Berarti kepandaian bergaul pegawai di Sekretariat Pemerintah Kota Makassar yang telah mendapatkan promosi jabatan, baik di tinjau dari aspek kemampuan dan lingkungan kerja yang dimilikinya, kecil pengaruhnya terhadap produktivitas kerja mereka. Hal ini di karenakan pegawai di Sekretariat Pemerintah Kota Makassar menganggap bahwa produktivitas kerja tidak ada hubungannya dengan kepandaian bergaul.
g. Pengaruh Prestasi Kerja (X7) Terhadap Produktivitas Kerja (Y1)
Berdasarkan hasil penelitian diperoleh bahwa prestasi kerja (X7) terhadap produktivitas kerja (Y1) memiliki pengaruh yang kecil. Berarti prestasi kerja pegawai di Sekretariat Pemerintah Kota Makassar yang telah mendapatkan promosi jabatan, baik di tinjau dari aspek pencapaian dan kinerja yang dimilikinya, kecil pengaruhnya terhadap produktivitas kerja mereka. Hal ini di karenakan kurangnya perhatian terhadap pegawai yang memiliki prestasi dalam bekerja sehingga pegawai yang memiliki kinerja yang baik merasa tidak mendapatkan apresiasi yang layak.
h. Pengaruh Inisiatif dan Kreatif (X8) Terhadap Produktivitas Kerja (Y1)

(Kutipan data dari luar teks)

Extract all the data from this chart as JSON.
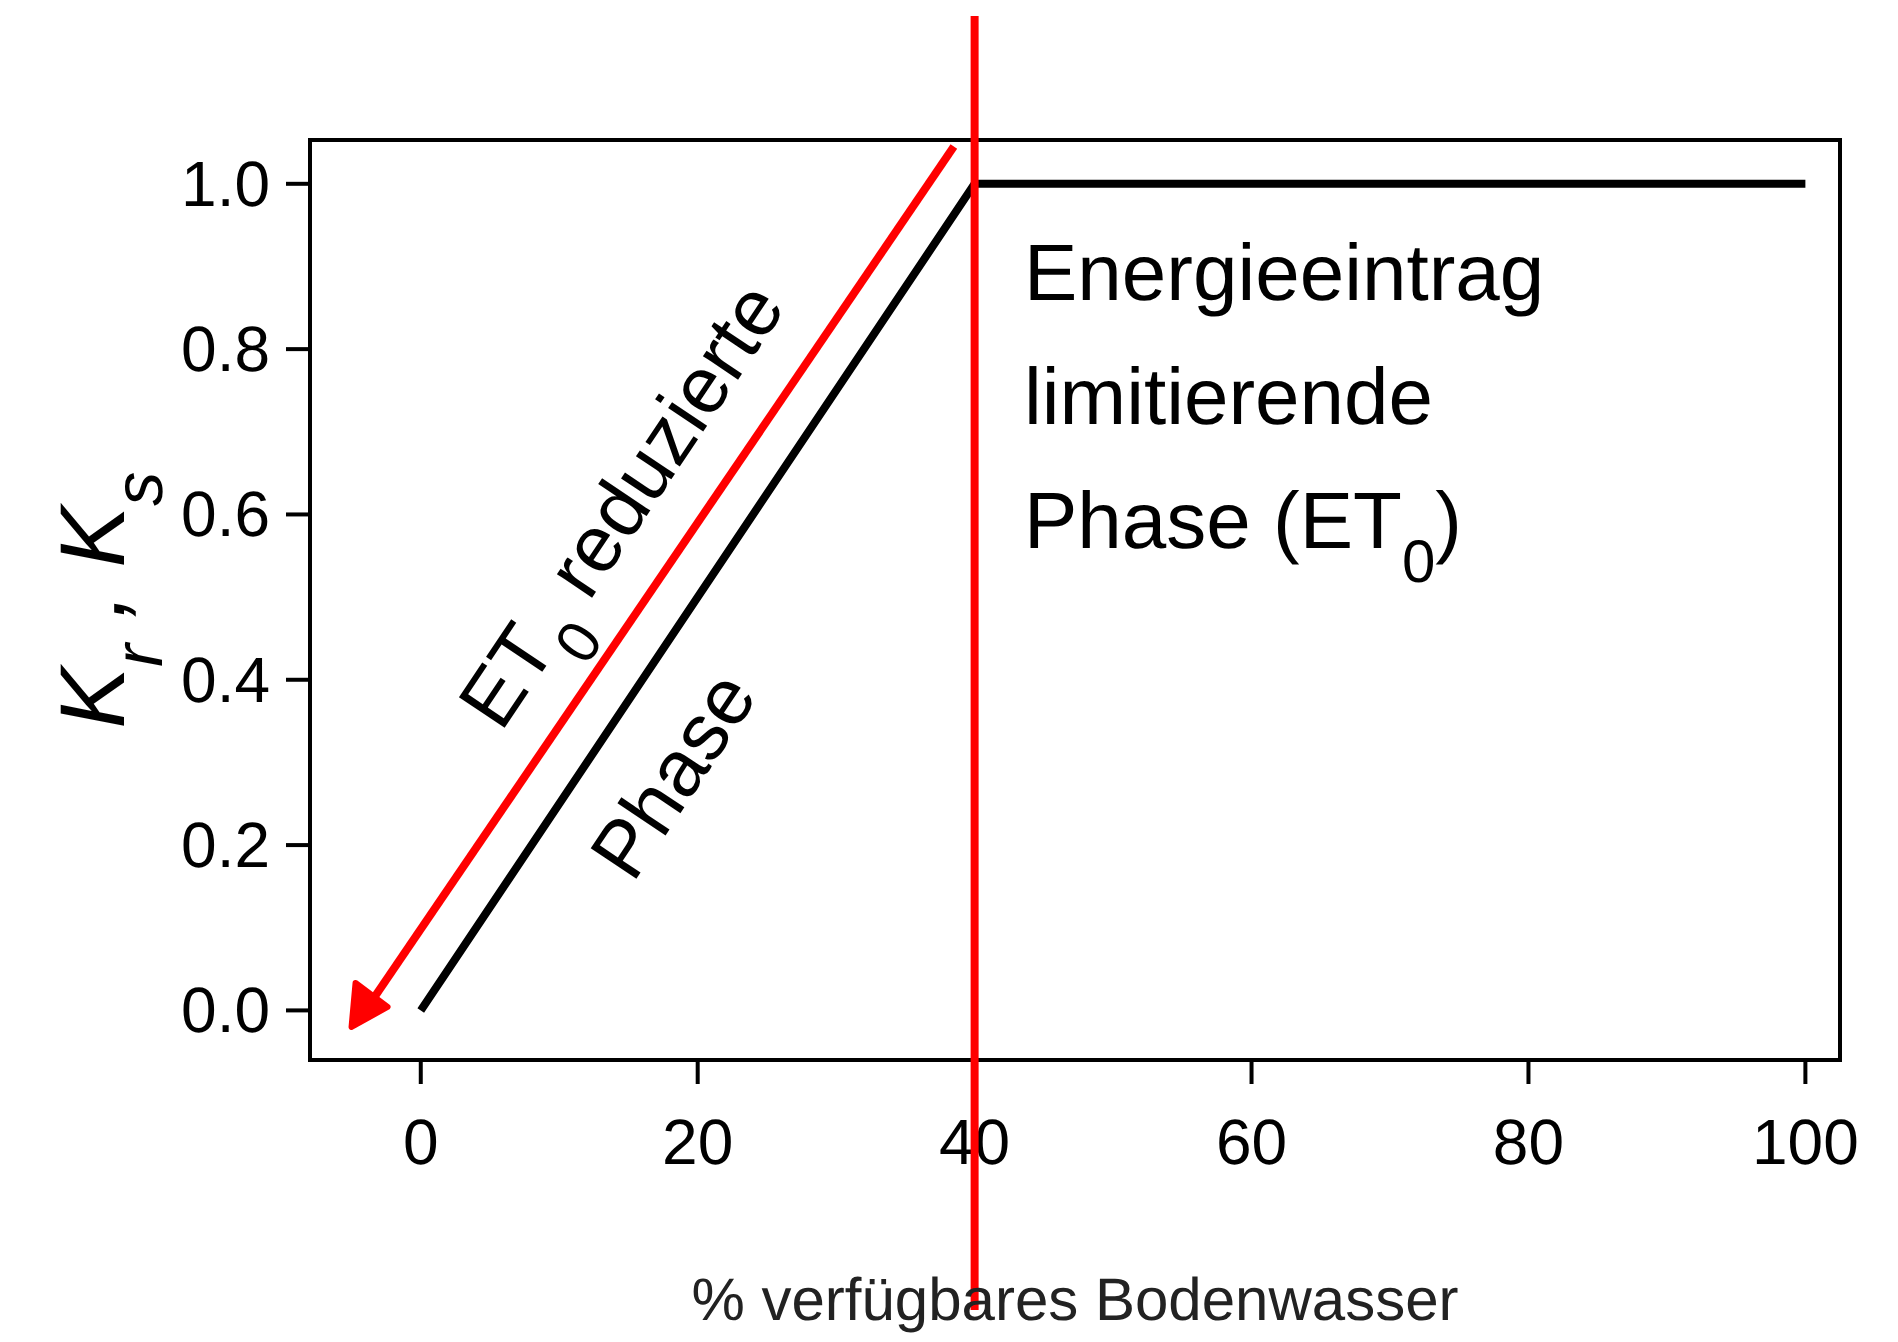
{
  "chart_data": {
    "type": "line",
    "xlabel": "% verfügbares Bodenwasser",
    "ylabel": "K$_{r}$ ,  K$_{s}$",
    "x": [
      0,
      40,
      100
    ],
    "series": [
      {
        "color": "#000000",
        "values": [
          0,
          1,
          1
        ]
      }
    ],
    "xlim": [
      -8,
      102.5
    ],
    "ylim": [
      -0.06,
      1.053
    ],
    "xticks": [
      0,
      20,
      40,
      60,
      80,
      100
    ],
    "yticks": [
      {
        "value": 0,
        "label": "0.0"
      },
      {
        "value": 0.2,
        "label": "0.2"
      },
      {
        "value": 0.4,
        "label": "0.4"
      },
      {
        "value": 0.6,
        "label": "0.6"
      },
      {
        "value": 0.8,
        "label": "0.8"
      },
      {
        "value": 1,
        "label": "1.0"
      }
    ],
    "grid": false,
    "marker": "none",
    "line_style": "solid",
    "ref_lines": [
      {
        "axis": "x",
        "value": 40,
        "color": "#ff0000"
      }
    ],
    "annotations": [
      "ET$_{0}$ reduzierte\nPhase",
      "Energieeintrag\nlimitierende\nPhase (ET$_{0}$)"
    ]
  }
}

Berdasarkan hasil penelitian diperoleh bahwa inisiatif dan kreatif (X8) terhadap produktivitas kerja (Y1) memiliki pengaruh yang sedang.
Berarti inisiatif dan kreatif pegawai di Sekretariat Pemerintah Kota Makassar yang telah mendapatkan promosi jabatan, baik di tinjau dari kesadaran dan wawasan yang dimilikinya, sedang pengaruhnya terhadap
produktivitas kerja mereka. Hal ini di karenakan pegawai di Sekretariat Pemerintah Kota Makassar menganggap bahwa inisiatif dan kreatif merupakan hal yang penting dalam menunjang produktivitas kerja.
2. Pengaruh Secara Parsial Promosi Jabatan Terhadap Semangat Kerja Kerja Di Sekretariat Pemerintah Kota Makassar
a. Pengaruh Pengalaman (X1) Terhadap Semangat Kerja (Y2) Berdasarkan hasil penelitian diperoleh bahwa pengalaman (X1) terhadap semangat kerja (Y2) memiliki pengaruh yang kecil. Berarti pengalaman kerja pegawai di Sekretariat Pemerintah Kota Makassar yang telah mendapatkan promosi jabatan, baik di tinjau dari aspek pengetahuan dan keterampilan yang dimilikinya, kecil pengaruhnya terhadap semangat kerja mereka. Hal ini dikarenkan pengalaman yang dimiliki pegawai tidak sesuai dengan tugas jabatan sehingga pegawai kurang bersemangat dalam melakukan pekerjaannya yang baru.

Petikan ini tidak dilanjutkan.